Ce serait clairement une mauvaise chose pour la stabilité financière et l’application de la loi. Mais le danger a reculé, il n’a pas avancé. Les crypto-monnaies n’ont pas réussi à remplacer la monnaie fiduciaire dans les transactions quotidiennes et se sont par coïncidence effondrées des deux tiers en valeur à 1,1 milliard de dollars. La tentative de Meta de créer un système de paiement basé sur la blockchain a échoué en 2019.
De plus, les États-nations ont accès à une solution simple aux monnaies numériques privées de toutes sortes : l’interdiction.
Cette option a été largement écartée par la BoE dans son engouement pour le « Britcoin ». Il y a deux raisons sous-jacentes, une explicite et une implicite. La banque centrale pointe explicitement le déclin de l’utilisation des espèces physiques pour les transactions. Ce chiffre est passé de 55 % à 15 % du total en une décennie. Cela représente un changement important de la monnaie de la banque centrale vers la monnaie électronique connexe gérée par les banques commerciales. Cunliffe met les roues en mouvement pour un rééquilibrage.
La raison implicite du plan Britcoin est que la BoE craint de prendre du retard sur ses pairs de l’UE. Leurs plans pour un euro numérique sont bien avancés. “Il y a une course internationale pour développer les monnaies numériques des banques centrales”, déclare Leon Isaacs de DMA Global, un cabinet de conseil.
Le désir de la BoE de rattraper le temps perdu peut expliquer sa tendance à rejeter les objections des libertés civiles à une livre numérique. La principale réfutation est que cela ne ferait « aucune différence » pour la confidentialité des données financières. La justification est que les forces de l’ordre continueraient de suivre la procédure régulière pour démasquer les criminels.
Cela ignore la centralisation radicale des données dont Britcoin aurait besoin. À l’heure actuelle, la monnaie électronique d’un individu peut être répartie entre plusieurs institutions, dont aucune ne sait où se trouve le reste. Le registre central de la BoE pourrait théoriquement lui montrer tout l’argent numérique – et quand la propriété changeait. L’anonymat ne serait aussi robuste que la politique et le système juridique de l’époque le permettaient.
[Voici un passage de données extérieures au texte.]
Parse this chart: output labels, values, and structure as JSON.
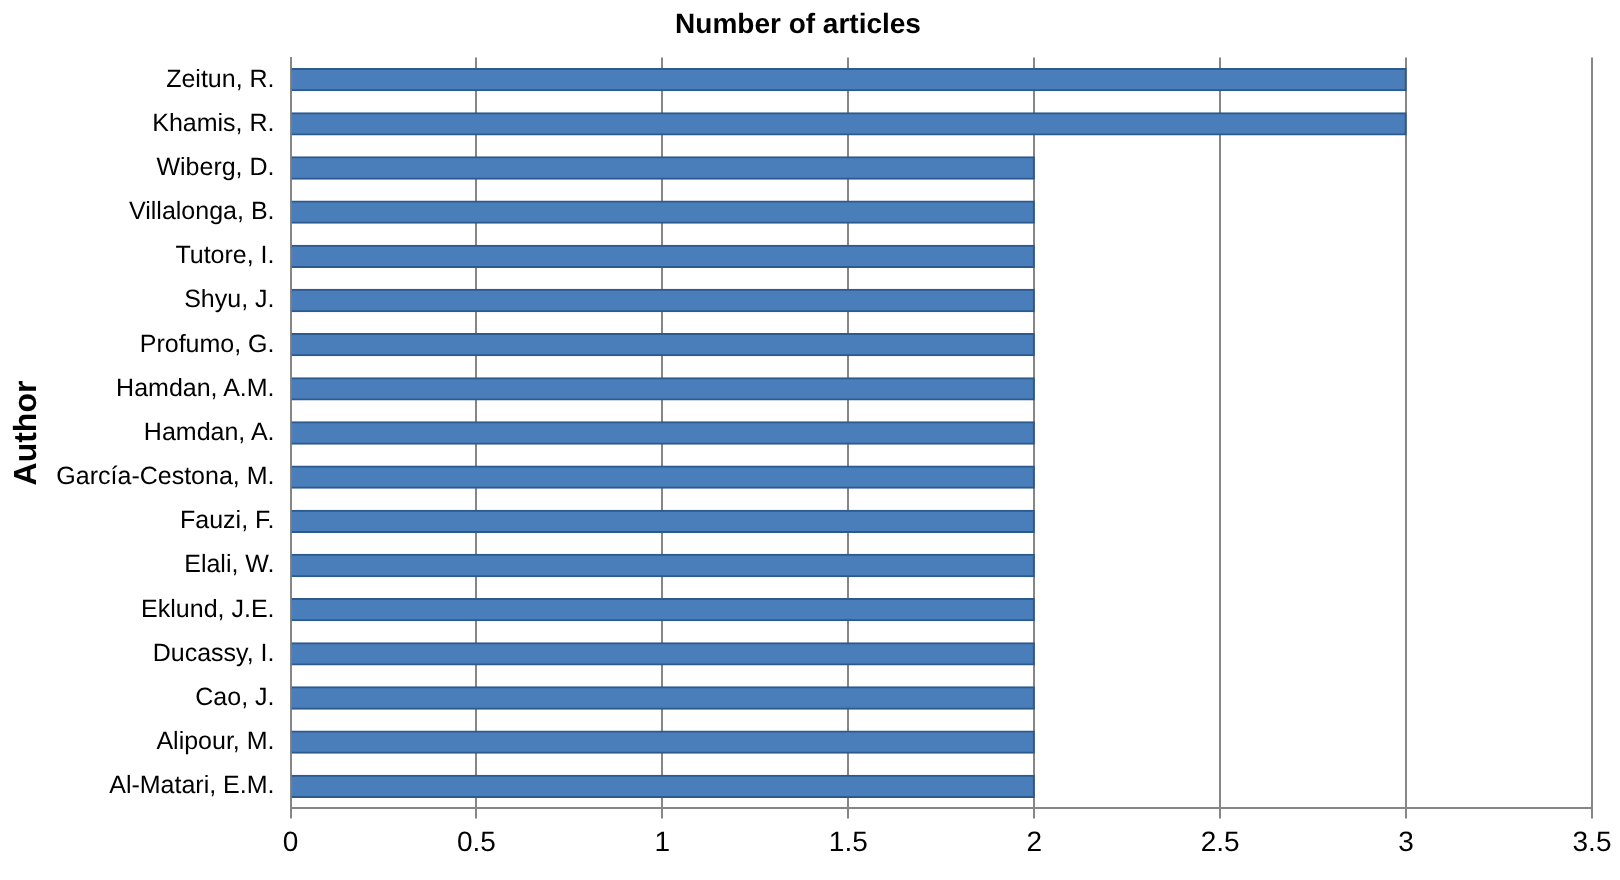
{
  "chart_data": {
    "type": "bar",
    "orientation": "horizontal",
    "title": "Number of articles",
    "ylabel": "Author",
    "categories": [
      "Zeitun, R.",
      "Khamis, R.",
      "Wiberg, D.",
      "Villalonga, B.",
      "Tutore, I.",
      "Shyu, J.",
      "Profumo, G.",
      "Hamdan, A.M.",
      "Hamdan, A.",
      "García-Cestona, M.",
      "Fauzi, F.",
      "Elali, W.",
      "Eklund, J.E.",
      "Ducassy, I.",
      "Cao, J.",
      "Alipour, M.",
      "Al-Matari, E.M."
    ],
    "values": [
      3,
      3,
      2,
      2,
      2,
      2,
      2,
      2,
      2,
      2,
      2,
      2,
      2,
      2,
      2,
      2,
      2
    ],
    "color": "#4a7ebb",
    "xlim": [
      0,
      3.5
    ],
    "xticks": [
      0,
      0.5,
      1,
      1.5,
      2,
      2.5,
      3,
      3.5
    ],
    "grid": "x",
    "legend": false
  }
}
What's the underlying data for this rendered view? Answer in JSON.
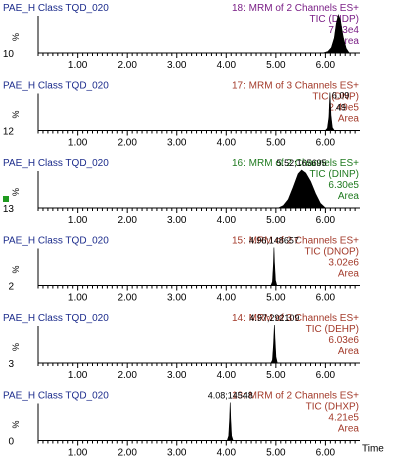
{
  "chart_data": [
    {
      "type": "line",
      "sample": "PAE_H Class TQD_020",
      "function": "18: MRM of 2 Channels ES+",
      "trace": "TIC (DIDP)",
      "intensity": "7.73e4",
      "mode": "Area",
      "ylabel": "%",
      "ymin_label": "10",
      "peak_label": "",
      "color": "#7a1f86",
      "x": [
        5.95,
        6.05,
        6.12,
        6.18,
        6.22,
        6.26,
        6.3,
        6.36,
        6.42,
        6.48
      ],
      "y": [
        0,
        4,
        14,
        40,
        78,
        100,
        88,
        42,
        12,
        0
      ]
    },
    {
      "type": "line",
      "sample": "PAE_H Class TQD_020",
      "function": "17: MRM of 3 Channels ES+",
      "trace": "TIC (DNP)",
      "intensity": "2.49e5",
      "mode": "Area",
      "ylabel": "%",
      "ymin_label": "12",
      "peak_label": "6.09\n49",
      "color": "#a33a2a",
      "x": [
        6.0,
        6.04,
        6.07,
        6.09,
        6.11,
        6.14,
        6.18
      ],
      "y": [
        0,
        6,
        35,
        100,
        40,
        8,
        0
      ]
    },
    {
      "type": "line",
      "sample": "PAE_H Class TQD_020",
      "function": "16: MRM of 2 Channels ES+",
      "trace": "TIC (DINP)",
      "intensity": "6.30e5",
      "mode": "Area",
      "ylabel": "%",
      "ymin_label": "13",
      "peak_label": "5.52;165695",
      "color": "#1f7a1f",
      "x": [
        5.05,
        5.15,
        5.25,
        5.35,
        5.45,
        5.52,
        5.6,
        5.7,
        5.8,
        5.9,
        6.0
      ],
      "y": [
        0,
        6,
        22,
        55,
        90,
        100,
        92,
        70,
        38,
        12,
        0
      ]
    },
    {
      "type": "line",
      "sample": "PAE_H Class TQD_020",
      "function": "15: MRM of 2 Channels ES+",
      "trace": "TIC (DNOP)",
      "intensity": "3.02e6",
      "mode": "Area",
      "ylabel": "%",
      "ymin_label": "2",
      "peak_label": "4.96;148657",
      "color": "#a33a2a",
      "x": [
        4.9,
        4.93,
        4.95,
        4.96,
        4.97,
        4.99,
        5.02
      ],
      "y": [
        0,
        10,
        55,
        100,
        62,
        14,
        0
      ]
    },
    {
      "type": "line",
      "sample": "PAE_H Class TQD_020",
      "function": "14: MRM of 3 Channels ES+",
      "trace": "TIC (DEHP)",
      "intensity": "6.03e6",
      "mode": "Area",
      "ylabel": "%",
      "ymin_label": "3",
      "peak_label": "4.97;292109",
      "color": "#a33a2a",
      "x": [
        4.9,
        4.93,
        4.95,
        4.97,
        4.98,
        5.0,
        5.03
      ],
      "y": [
        0,
        8,
        45,
        100,
        66,
        16,
        0
      ]
    },
    {
      "type": "line",
      "sample": "PAE_H Class TQD_020",
      "function": "13: MRM of 2 Channels ES+",
      "trace": "TIC (DHXP)",
      "intensity": "4.21e5",
      "mode": "Area",
      "ylabel": "%",
      "ymin_label": "0",
      "peak_label": "4.08;14548",
      "color": "#a33a2a",
      "x": [
        4.02,
        4.05,
        4.07,
        4.08,
        4.09,
        4.11,
        4.14
      ],
      "y": [
        0,
        12,
        60,
        100,
        58,
        12,
        0
      ]
    }
  ],
  "xaxis": {
    "ticks": [
      "1.00",
      "2.00",
      "3.00",
      "4.00",
      "5.00",
      "6.00"
    ],
    "tick_values": [
      1,
      2,
      3,
      4,
      5,
      6
    ],
    "xlim": [
      0.2,
      6.9
    ],
    "xlabel": "Time"
  },
  "colors": {
    "label_blue": "#1c2c8c",
    "axis": "#000000",
    "marker_green": "#1f9a1f"
  }
}
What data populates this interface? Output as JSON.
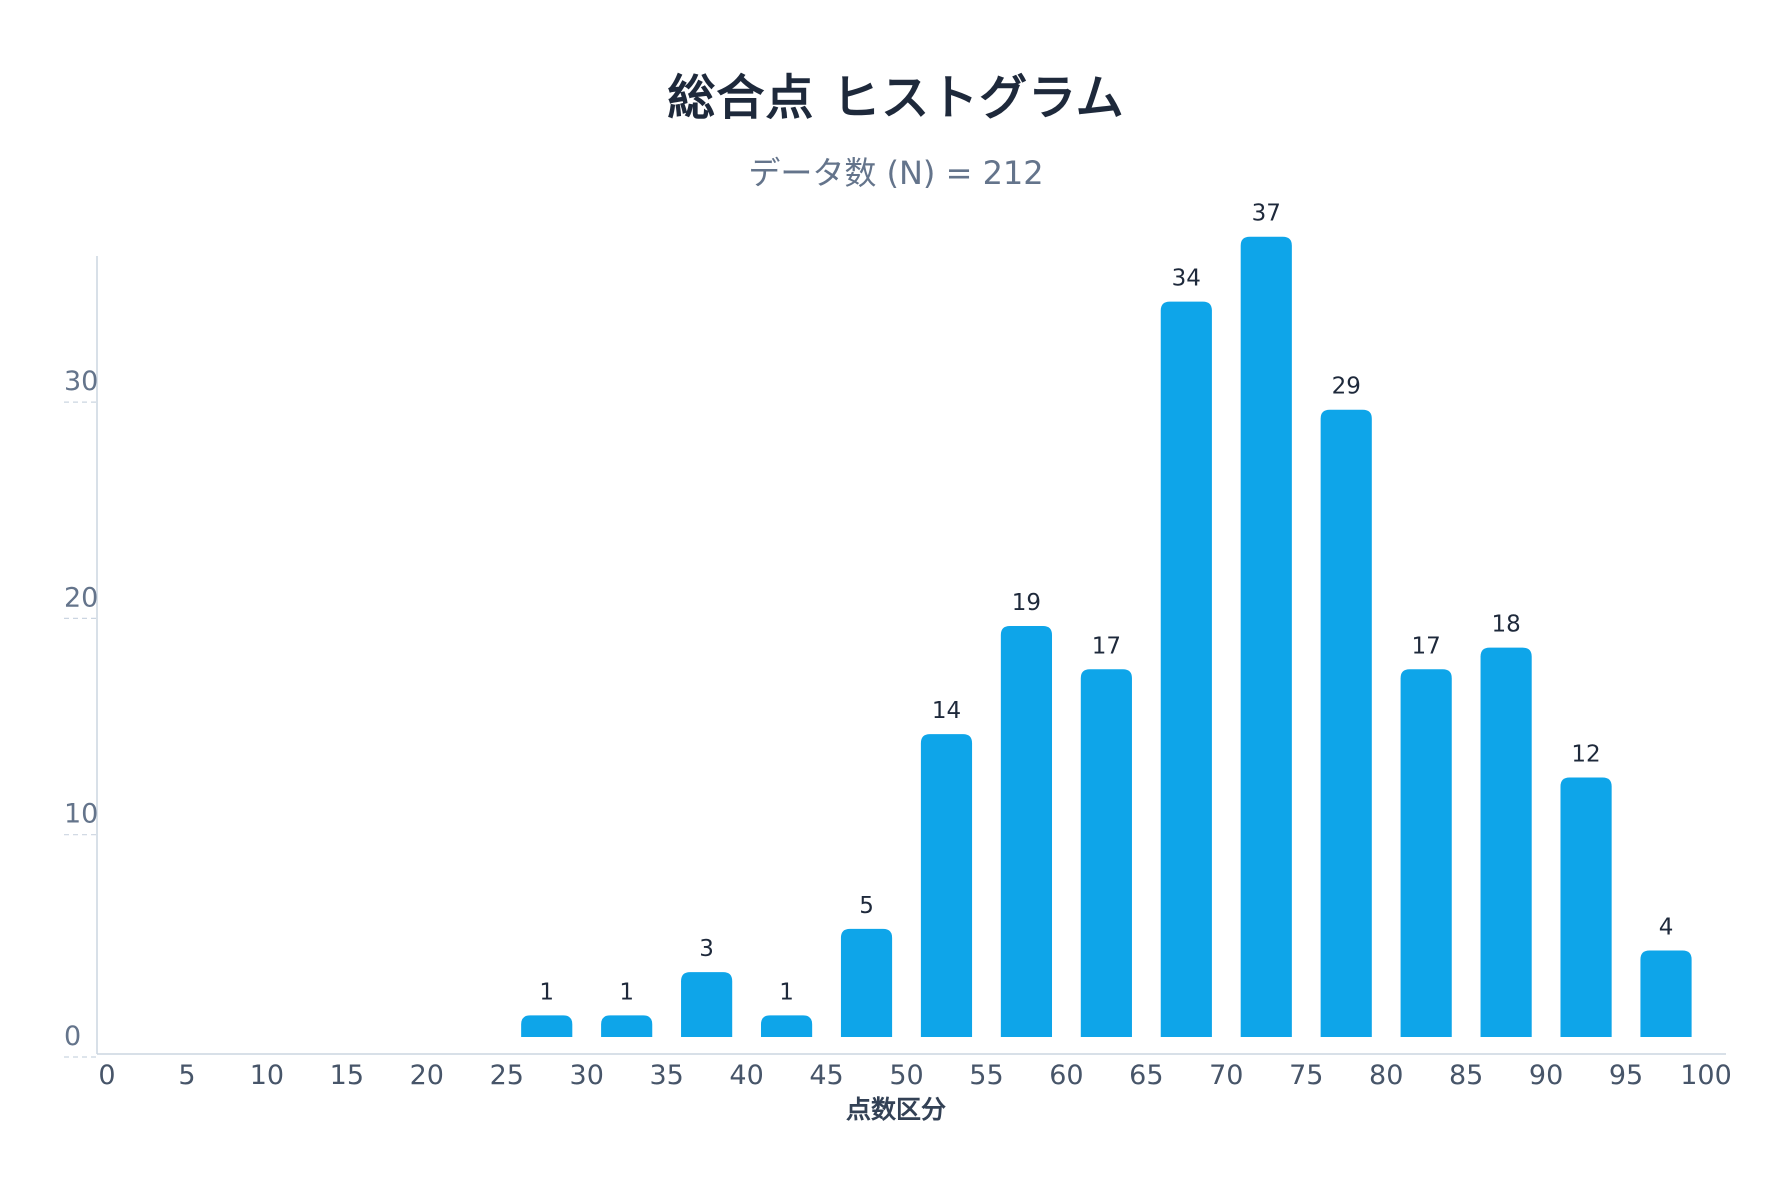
{
  "chart_data": {
    "type": "bar",
    "title": "総合点 ヒストグラム",
    "subtitle": "データ数 (N) = 212",
    "xlabel": "点数区分",
    "ylabel": "",
    "bin_edges": [
      0,
      5,
      10,
      15,
      20,
      25,
      30,
      35,
      40,
      45,
      50,
      55,
      60,
      65,
      70,
      75,
      80,
      85,
      90,
      95,
      100
    ],
    "x_tick_labels": [
      "0",
      "5",
      "10",
      "15",
      "20",
      "25",
      "30",
      "35",
      "40",
      "45",
      "50",
      "55",
      "60",
      "65",
      "70",
      "75",
      "80",
      "85",
      "90",
      "95",
      "100"
    ],
    "categories": [
      "0-5",
      "5-10",
      "10-15",
      "15-20",
      "20-25",
      "25-30",
      "30-35",
      "35-40",
      "40-45",
      "45-50",
      "50-55",
      "55-60",
      "60-65",
      "65-70",
      "70-75",
      "75-80",
      "80-85",
      "85-90",
      "90-95",
      "95-100"
    ],
    "values": [
      0,
      0,
      0,
      0,
      0,
      1,
      1,
      3,
      1,
      5,
      14,
      19,
      17,
      34,
      37,
      29,
      17,
      18,
      12,
      4
    ],
    "y_ticks": [
      0,
      10,
      20,
      30
    ],
    "ylim": [
      0,
      37
    ],
    "xlim": [
      0,
      100
    ],
    "grid": true,
    "bar_color": "#0ea5e9",
    "show_data_labels": true
  }
}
Une autre difficulté est la « personnalisation » potentielle de la monnaie numérique. Selon un cadre de la ville, « les clients pourraient recevoir des prestations sociales qui ne pourraient pas être utilisées pour jouer ». Soi-disant, les destinataires opteraient pour ce frein. Mais certains politiciens pourraient également apprécier d’interférer dans ce que les citoyens ont fait et n’ont pas dépensé d’argent numérique.
Les banques commerciales devraient entre-temps prévoir d’éventuelles sorties des dépôts qui soutiennent leurs prêts. Un compte Britcoin serait axiomatiquement aussi sûr que la BoE. Ce serait un endroit attrayant pour ranger de l’argent lorsque les taux étaient bas ou que la volatilité financière était élevée.
Ils devraient certainement s’inquiéter de leur rôle putatif de gestionnaires de portefeuilles Britcoin. Les banques devraient facturer des frais de transaction ou les exécuter à perte. Si le premier s’appliquait, les léviathans des paiements américains Visa et Mastercard se feraient sans aucun doute du poids.
Britcoin repousserait les frontières de l’État. La BoE a raison inviter à un examen minutieux. Mais cela doit être plus dur et plus précis que tout ce que les députés ont rassemblé lors d’une audience la semaine dernière. Le plan pourrait avoir de graves conséquences imprévues. Cunliffe peut être plutôt content que son mandat se termine en octobre. Quelqu’un d’autre devra faire face aux maux de tête qu’une livre numérique créerait.